Ahead of the 2002 elections, Lukona Primary and clinic were turned into Zanu-PF torture camps, where opposition supporters were brought for torture for days on end for daring to support the MDC then led by the late Morgan Tsvangirai.

Marvellous Muleya and Newman Magutshwa, then members of the MDC provincial security department, survived after escaping from the torture base after 31 days of being kept in pits alongside their colleague Thembeni Ndebele, who could not make it.

"Between 2001 and 2002, there were two militia bases in the area, one at the headmasters' cottage at the school and another at the clinic just less than 200 metres apart," a villager told Sunday Southern Eye.

"From Lukona Primary to the point where these human remains were found, we are 100% certain and with no doubt that those bones belong to an opposition member who succumbed to torture.

"We know a lot of people, some who have died, who were in charge of that torture camp if this matter is pursued to finality.

"We also know a significant number, who survived torture at that camp and can be witnesses."

Abductions and enforced disappearances of government critics has become an established pattern since post-independence in Zimbabwe to silent dissent.

Patrick Nabanyama, who was a polling agent for former Education minister David Coltart in the volatile June 2000 parliamentary elections was reportedly kidnapped by suspected state security agents and war veterans from his Nketa home in Bulawayo.

He was never seen again, and was in August 2010 declared dead by the courts.

"The discovery of these remains tells us that, as Africans, bones of these people have refused to be silenced, the bones are speaking.

"It tells us that as a nation we have to confront our sad past, and deal with it in a manner that will bring justice and closure," Mbuso Fuzwayo, the coordinator of Ibhetshu LikaZulu commented.

Ibhetshu LikaZulu has been memorialising suspected Gukurahundi torture camps.
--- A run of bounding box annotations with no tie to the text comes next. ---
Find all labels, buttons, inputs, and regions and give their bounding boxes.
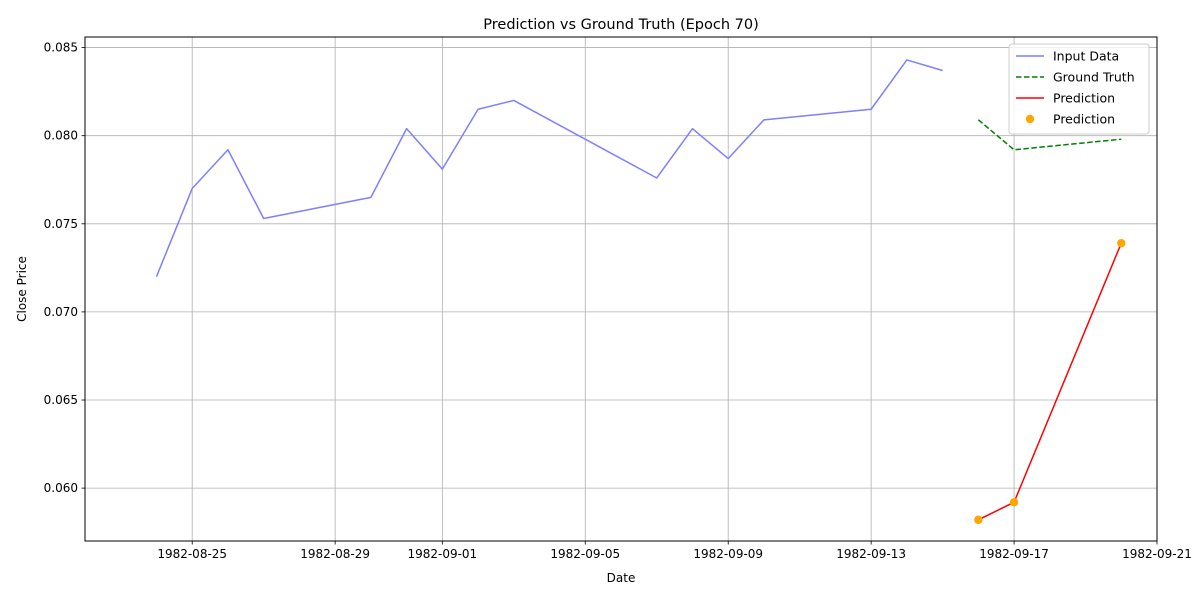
y-tick-label: 0.065	[44, 393, 78, 407]
x-axis-title: Date	[607, 571, 636, 585]
x-tick-label: 1982-09-09	[693, 547, 763, 561]
legend-label: Input Data	[1053, 49, 1119, 64]
x-tick-label: 1982-09-13	[836, 547, 906, 561]
series-layer	[155, 59, 1126, 525]
legend: Input Data Ground Truth Prediction Predicti…	[1008, 43, 1150, 135]
y-tick-label: 0.080	[44, 129, 78, 143]
legend-label: Prediction	[1053, 112, 1115, 127]
x-tick-label: 1982-09-01	[407, 547, 477, 561]
x-tick-label: 1982-09-21	[1122, 547, 1192, 561]
legend-swatch-prediction-marker	[1025, 114, 1035, 124]
axis-ticks: 1982-08-25 1982-08-29 1982-09-01 1982-09-05…	[44, 41, 1192, 561]
x-tick-label: 1982-08-25	[157, 547, 227, 561]
y-tick-label: 0.070	[44, 305, 78, 319]
x-tick-label: 1982-09-17	[979, 547, 1049, 561]
chart-title: Prediction vs Ground Truth (Epoch 70)	[483, 17, 758, 33]
y-tick-label: 0.085	[44, 41, 78, 55]
y-tick-label: 0.075	[44, 217, 78, 231]
input-data-line	[155, 59, 943, 277]
prediction-marker	[1117, 238, 1126, 248]
plot-area-frame	[84, 36, 1158, 542]
legend-label: Prediction	[1053, 91, 1115, 106]
y-axis-title: Close Price	[15, 256, 29, 322]
legend-box	[1008, 43, 1150, 135]
prediction-marker	[1009, 498, 1019, 507]
x-tick-label: 1982-09-05	[550, 547, 620, 561]
prediction-marker	[974, 515, 983, 525]
y-tick-label: 0.060	[44, 481, 78, 495]
legend-label: Ground Truth	[1053, 70, 1135, 85]
x-tick-label: 1982-08-29	[300, 547, 370, 561]
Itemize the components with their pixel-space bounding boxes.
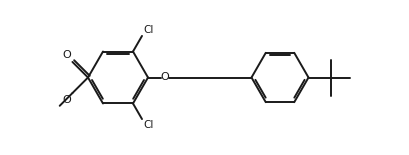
Text: Cl: Cl (143, 120, 153, 130)
Text: O: O (63, 95, 71, 105)
Text: Cl: Cl (143, 25, 153, 35)
Text: O: O (160, 73, 169, 82)
Text: O: O (63, 50, 71, 60)
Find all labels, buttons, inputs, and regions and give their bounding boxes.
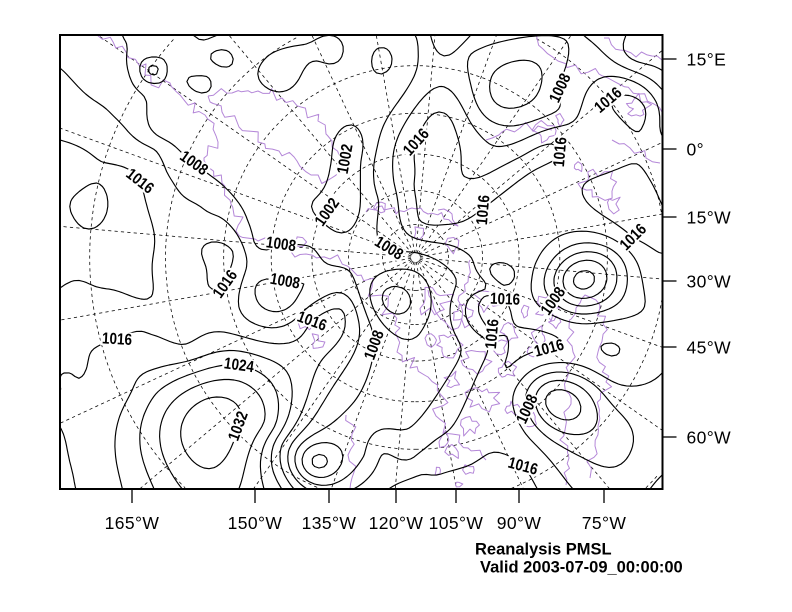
svg-text:105°W: 105°W [429, 513, 484, 533]
svg-text:1008: 1008 [265, 234, 297, 255]
svg-text:1002: 1002 [335, 143, 357, 176]
svg-text:15°E: 15°E [687, 50, 727, 70]
svg-text:1016: 1016 [551, 136, 571, 167]
svg-text:150°W: 150°W [228, 513, 283, 533]
svg-text:0°: 0° [687, 140, 705, 160]
svg-text:75°W: 75°W [582, 513, 627, 533]
svg-text:1016: 1016 [483, 318, 503, 349]
svg-text:165°W: 165°W [105, 513, 160, 533]
svg-text:60°W: 60°W [687, 428, 732, 448]
svg-text:1032: 1032 [226, 409, 252, 443]
svg-text:30°W: 30°W [687, 272, 732, 292]
svg-text:45°W: 45°W [687, 338, 732, 358]
svg-text:120°W: 120°W [369, 513, 424, 533]
svg-text:1016: 1016 [474, 194, 494, 225]
svg-text:1008: 1008 [269, 271, 302, 293]
svg-text:1008: 1008 [362, 328, 388, 362]
svg-text:90°W: 90°W [497, 513, 542, 533]
svg-text:135°W: 135°W [302, 513, 357, 533]
svg-text:Valid 2003-07-09_00:00:00: Valid 2003-07-09_00:00:00 [480, 559, 683, 577]
svg-text:1016: 1016 [490, 291, 521, 309]
svg-text:1016: 1016 [102, 330, 133, 349]
svg-text:1016: 1016 [532, 337, 565, 361]
svg-text:Reanalysis PMSL: Reanalysis PMSL [475, 541, 612, 559]
svg-text:1024: 1024 [223, 355, 255, 376]
svg-text:15°W: 15°W [687, 208, 732, 228]
svg-text:1016: 1016 [506, 455, 539, 479]
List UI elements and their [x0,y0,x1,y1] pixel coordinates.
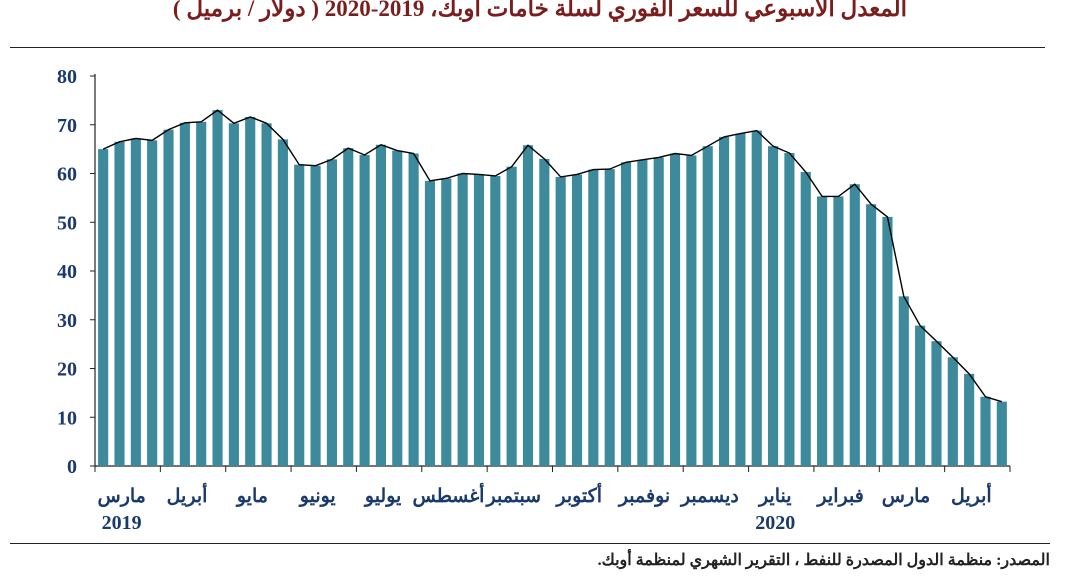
bar [98,149,109,466]
bar [359,154,370,466]
bar [882,216,893,466]
bar [147,140,158,466]
bar [261,123,272,466]
bar [735,133,746,466]
y-tick-label: 40 [57,261,77,283]
x-tick-label: أغسطس [412,482,484,507]
bar [947,357,958,466]
bar [490,175,501,466]
series-line [102,109,1003,403]
bar [571,174,583,466]
bar [588,169,599,466]
x-tick-label: نوفمبر [617,486,670,507]
top-divider [10,47,1045,48]
bar [408,153,419,466]
bar [996,401,1007,466]
bar [604,169,615,467]
x-tick-label: ديسمبر [679,486,739,507]
year-label: 2019 [102,512,142,534]
bar [980,396,991,466]
bar [130,138,141,466]
y-tick-label: 60 [57,164,77,186]
x-tick-label: يونيو [298,486,336,507]
bar [294,164,305,466]
bar [228,123,239,466]
bar [539,158,550,466]
bar [964,373,975,466]
bar [555,176,566,466]
bar [441,178,452,466]
x-tick-label: يناير [757,486,792,507]
bar [326,159,337,467]
bar [196,121,207,466]
bar [931,341,942,466]
x-tick-label: أبريل [951,482,992,507]
bar [637,159,648,466]
bar [833,196,844,466]
bar [506,166,517,467]
bar [751,130,762,466]
bar [375,144,387,467]
bar [669,153,681,466]
bar [163,129,174,466]
bar [784,153,795,466]
bar [277,139,288,466]
bar [817,196,828,466]
bottom-divider [10,543,1050,544]
x-tick-label: مايو [235,486,268,507]
bar [768,146,779,466]
y-tick-label: 50 [57,212,77,234]
bar [424,180,436,466]
bar [620,162,632,466]
x-tick-label: مارس [98,486,146,507]
x-tick-label: أكتوبر [554,482,602,507]
bar [212,110,223,466]
y-tick-label: 80 [57,66,77,88]
bar [522,145,534,466]
bar [114,141,125,466]
bar [179,122,190,467]
y-tick-label: 20 [57,359,77,381]
bar [898,296,909,466]
chart-title: المعدل الاسبوعي للسعر الفوري لسلة خامات … [172,0,908,21]
bar [245,116,256,466]
y-tick-label: 0 [67,456,77,478]
source-note: المصدر: منظمة الدول المصدرة للنفط ، التق… [597,552,1050,569]
bar [702,146,713,466]
x-tick-label: سبتمبر [485,486,542,507]
bar [686,155,697,466]
y-tick-label: 30 [57,310,77,332]
x-tick-label: يوليو [363,486,401,507]
x-tick-label: فبراير [815,486,863,507]
bar [915,325,926,466]
bar [392,150,403,466]
bar [457,173,468,466]
bar [849,184,860,466]
bar [473,174,485,466]
x-tick-label: مارس [882,486,930,507]
year-label: 2020 [755,512,795,534]
y-tick-label: 10 [57,407,77,429]
bar [800,172,811,466]
x-tick-label: أبريل [167,482,208,507]
bar [653,157,664,466]
bar [718,136,730,466]
bar [343,148,354,466]
y-tick-label: 70 [57,115,77,137]
bar [866,204,877,466]
bar [310,165,321,466]
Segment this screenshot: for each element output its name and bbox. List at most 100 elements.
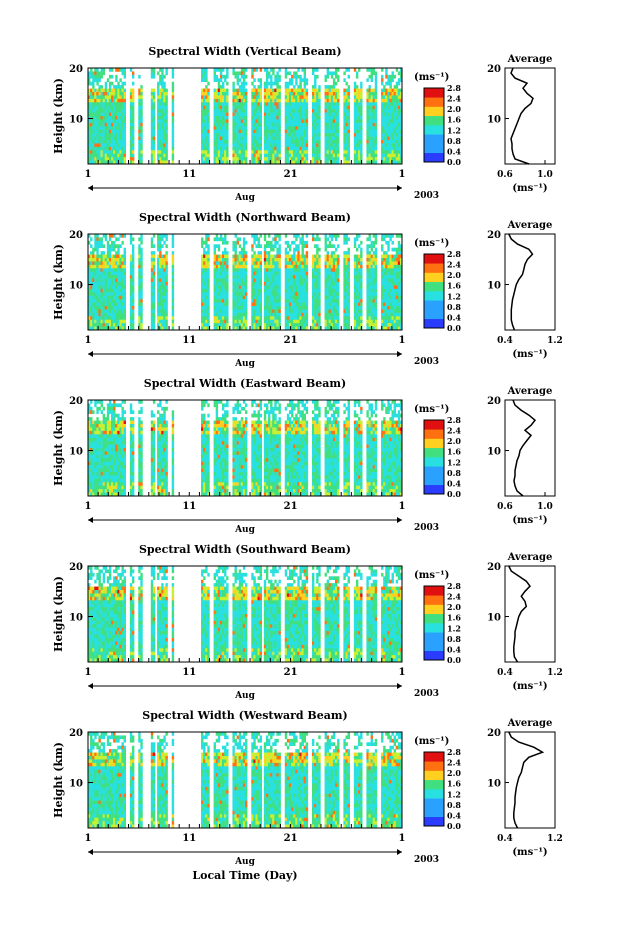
heatmap-cell xyxy=(121,95,124,100)
heatmap-cell xyxy=(383,85,386,89)
heatmap-cell xyxy=(207,316,210,321)
heatmap-cell xyxy=(347,153,350,158)
heatmap-cell xyxy=(326,126,330,131)
heatmap-cell xyxy=(108,143,112,148)
heatmap-cell xyxy=(171,306,175,310)
heatmap-cell xyxy=(215,282,219,286)
heatmap-cell xyxy=(301,268,304,273)
heatmap-cell xyxy=(234,244,237,249)
heatmap-cell xyxy=(324,88,327,93)
heatmap-cell xyxy=(108,275,112,279)
heatmap-cell xyxy=(161,323,164,327)
heatmap-cell xyxy=(397,160,401,165)
heatmap-cell xyxy=(276,102,279,107)
heatmap-cell xyxy=(370,71,373,76)
heatmap-cell xyxy=(224,95,227,100)
heatmap-cell xyxy=(278,119,281,124)
heatmap-cell xyxy=(358,319,361,324)
heatmap-cell xyxy=(90,116,93,120)
heatmap-cell xyxy=(314,119,317,124)
heatmap-cell xyxy=(129,150,133,155)
heatmap-cell xyxy=(161,126,164,131)
heatmap-cell xyxy=(119,136,122,141)
heatmap-cell xyxy=(360,88,363,93)
heatmap-cell xyxy=(324,278,327,283)
heatmap-cell xyxy=(263,302,267,307)
heatmap-cell xyxy=(345,81,348,86)
heatmap-cell xyxy=(335,109,338,113)
heatmap-cell xyxy=(224,153,227,158)
heatmap-cell xyxy=(234,153,237,158)
heatmap-cell xyxy=(324,275,327,279)
heatmap-cell xyxy=(157,309,160,314)
heatmap-cell xyxy=(263,254,267,259)
heatmap-cell xyxy=(305,140,309,144)
heatmap-cell xyxy=(129,68,133,72)
heatmap-cell xyxy=(157,254,160,259)
heatmap-cell xyxy=(259,116,263,120)
heatmap-cell xyxy=(295,247,298,252)
heatmap-cell xyxy=(140,261,143,266)
heatmap-cell xyxy=(276,78,279,83)
heatmap-cell xyxy=(96,78,99,83)
heatmap-cell xyxy=(242,105,246,110)
heatmap-cell xyxy=(270,264,273,269)
heatmap-cell xyxy=(381,153,384,158)
heatmap-cell xyxy=(387,105,390,110)
heatmap-cell xyxy=(343,285,346,290)
heatmap-cell xyxy=(345,261,348,266)
heatmap-cell xyxy=(217,299,221,303)
heatmap-cell xyxy=(106,268,110,273)
heatmap-cell xyxy=(385,102,388,107)
heatmap-cell xyxy=(337,326,340,331)
heatmap-cell xyxy=(159,278,162,283)
heatmap-cell xyxy=(205,306,208,310)
heatmap-cell xyxy=(387,150,390,155)
heatmap-cell xyxy=(347,316,350,321)
heatmap-cell xyxy=(295,81,298,86)
heatmap-cell xyxy=(255,261,258,266)
heatmap-cell xyxy=(226,288,229,293)
heatmap-cell xyxy=(295,78,298,83)
heatmap-cell xyxy=(251,295,254,300)
heatmap-cell xyxy=(297,153,300,158)
heatmap-cell xyxy=(389,136,392,141)
heatmap-cell xyxy=(355,112,359,117)
heatmap-cell xyxy=(255,316,258,321)
heatmap-cell xyxy=(345,146,348,151)
heatmap-cell xyxy=(299,105,302,110)
heatmap-cell xyxy=(232,136,235,141)
heatmap-cell xyxy=(299,112,302,117)
heatmap-cell xyxy=(318,326,321,331)
heatmap-cell xyxy=(337,319,340,324)
heatmap-cell xyxy=(242,136,246,141)
heatmap-cell xyxy=(303,74,306,79)
heatmap-cell xyxy=(163,95,166,100)
heatmap-cell xyxy=(240,92,244,96)
heatmap-cell xyxy=(265,326,269,331)
heatmap-cell xyxy=(96,261,99,266)
heatmap-cell xyxy=(268,244,271,249)
heatmap-cell xyxy=(278,258,281,262)
heatmap-cell xyxy=(240,74,244,79)
heatmap-cell xyxy=(245,81,248,86)
heatmap-cell xyxy=(159,244,162,249)
heatmap-cell xyxy=(391,136,394,141)
heatmap-cell xyxy=(104,254,108,259)
heatmap-cell xyxy=(152,109,156,113)
heatmap-cell xyxy=(123,129,126,134)
heatmap-cell xyxy=(165,264,168,269)
heatmap-cell xyxy=(242,146,246,151)
heatmap-cell xyxy=(242,306,246,310)
heatmap-cell xyxy=(293,160,296,165)
heatmap-cell xyxy=(92,247,95,252)
heatmap-cell xyxy=(236,146,240,151)
heatmap-cell xyxy=(299,98,302,103)
heatmap-cell xyxy=(157,81,160,86)
heatmap-cell xyxy=(224,247,227,252)
heatmap-cell xyxy=(324,92,327,96)
heatmap-cell xyxy=(316,278,319,283)
heatmap-cell xyxy=(372,143,376,148)
heatmap-cell xyxy=(370,68,373,72)
heatmap-cell xyxy=(157,240,160,245)
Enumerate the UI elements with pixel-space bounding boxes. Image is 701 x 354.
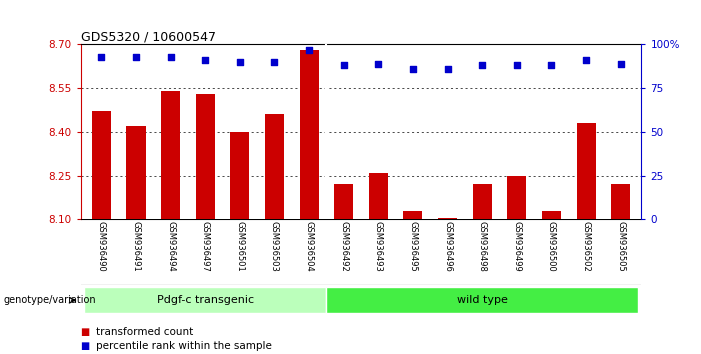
Point: [511, 62, 522, 68]
Text: GSM936498: GSM936498: [477, 221, 486, 272]
Text: ■: ■: [81, 327, 90, 337]
Text: GSM936501: GSM936501: [236, 221, 245, 272]
Point: [130, 54, 142, 59]
Bar: [369, 173, 388, 219]
Text: GSM936494: GSM936494: [166, 221, 175, 272]
Point: [269, 59, 280, 65]
Text: GSM936500: GSM936500: [547, 221, 556, 272]
Point: [407, 66, 418, 72]
Text: Pdgf-c transgenic: Pdgf-c transgenic: [157, 295, 254, 305]
Bar: [126, 126, 146, 219]
Point: [615, 61, 626, 66]
Text: transformed count: transformed count: [96, 327, 193, 337]
Bar: [508, 176, 526, 219]
Text: GSM936499: GSM936499: [512, 221, 522, 272]
Point: [442, 66, 453, 72]
Text: GSM936497: GSM936497: [200, 221, 210, 272]
Point: [373, 61, 384, 66]
Point: [580, 57, 592, 63]
Bar: [299, 50, 319, 219]
Bar: [84, 287, 327, 313]
Text: GSM936502: GSM936502: [582, 221, 590, 272]
Point: [165, 54, 176, 59]
Text: GSM936496: GSM936496: [443, 221, 452, 272]
Bar: [334, 184, 353, 219]
Bar: [403, 211, 423, 219]
Text: GSM936495: GSM936495: [409, 221, 417, 272]
Bar: [611, 184, 630, 219]
Bar: [265, 114, 284, 219]
Text: GSM936490: GSM936490: [97, 221, 106, 272]
Point: [200, 57, 211, 63]
Text: GSM936505: GSM936505: [616, 221, 625, 272]
Text: ■: ■: [81, 341, 90, 351]
Point: [338, 62, 349, 68]
Text: GSM936493: GSM936493: [374, 221, 383, 272]
Text: percentile rank within the sample: percentile rank within the sample: [96, 341, 272, 351]
Bar: [576, 123, 596, 219]
Text: GSM936504: GSM936504: [305, 221, 313, 272]
Bar: [438, 218, 457, 219]
Point: [477, 62, 488, 68]
Bar: [327, 287, 638, 313]
Text: GDS5320 / 10600547: GDS5320 / 10600547: [81, 30, 216, 43]
Text: genotype/variation: genotype/variation: [4, 295, 96, 305]
Text: GSM936503: GSM936503: [270, 221, 279, 272]
Bar: [161, 91, 180, 219]
Text: wild type: wild type: [457, 295, 508, 305]
Text: GSM936492: GSM936492: [339, 221, 348, 272]
Point: [96, 54, 107, 59]
Bar: [196, 94, 215, 219]
Point: [546, 62, 557, 68]
Text: GSM936491: GSM936491: [132, 221, 140, 272]
Bar: [542, 211, 561, 219]
Bar: [472, 184, 491, 219]
Point: [234, 59, 245, 65]
Point: [304, 47, 315, 52]
Bar: [231, 132, 250, 219]
Bar: [92, 112, 111, 219]
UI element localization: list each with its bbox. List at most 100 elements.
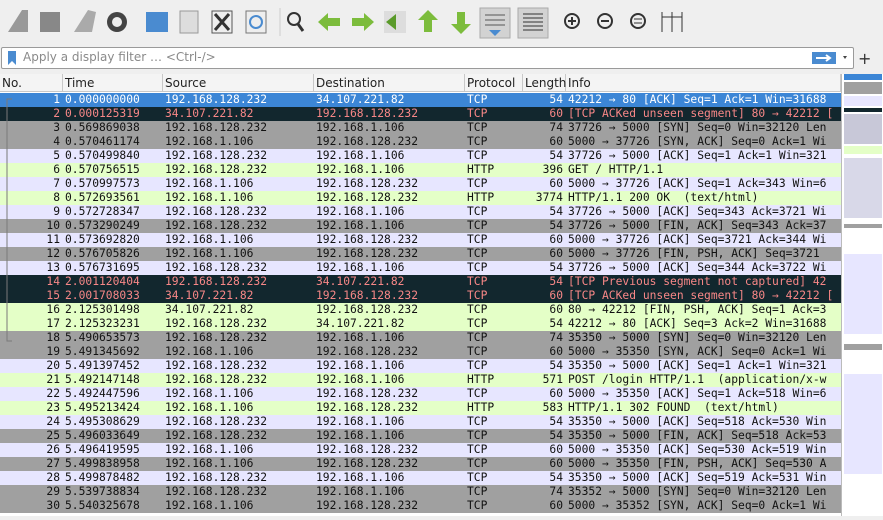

Recently, suspected state agents destroyed a memorial plaque the pressure group mounted at Bhalagwe and Silobela respectively.

Former Nkayi South legislator Abednico Bhebhe, who was in May 2001 abducted, beaten and left unconscious in Nkayi by Zanu-PF militias, on Thursday said he was pursuing legal action following the discovery of the remains.

"This (discovery) dovetails with what happened in 2002 when a member of our security department Ndebele disappeared here at Lukona where she was kept alongside Muleya and Magutshwa who managed to escape," Bhebhe said.

"In their accounts, the two told us Ndebele was unconscious or already dead when they escaped.

"I once tried to pursue this matter, but one of the family members who was key in that instigation died under mysterious circumstances.

"So when I heard that some bones had been discovered here, I knew that I was duty bound to pursue the case through all means necessary."

The late former president Robert Mugabe retained power in March 2002 after an election many observers categorised as neither free nor fair citing widespread violence, intimidation and vote-rigging.

The election was held at the end of two tumultuous years of political change in Zimbabwe, which began with the formation of the MDC in 1999 and the 2000 constitutional referendum.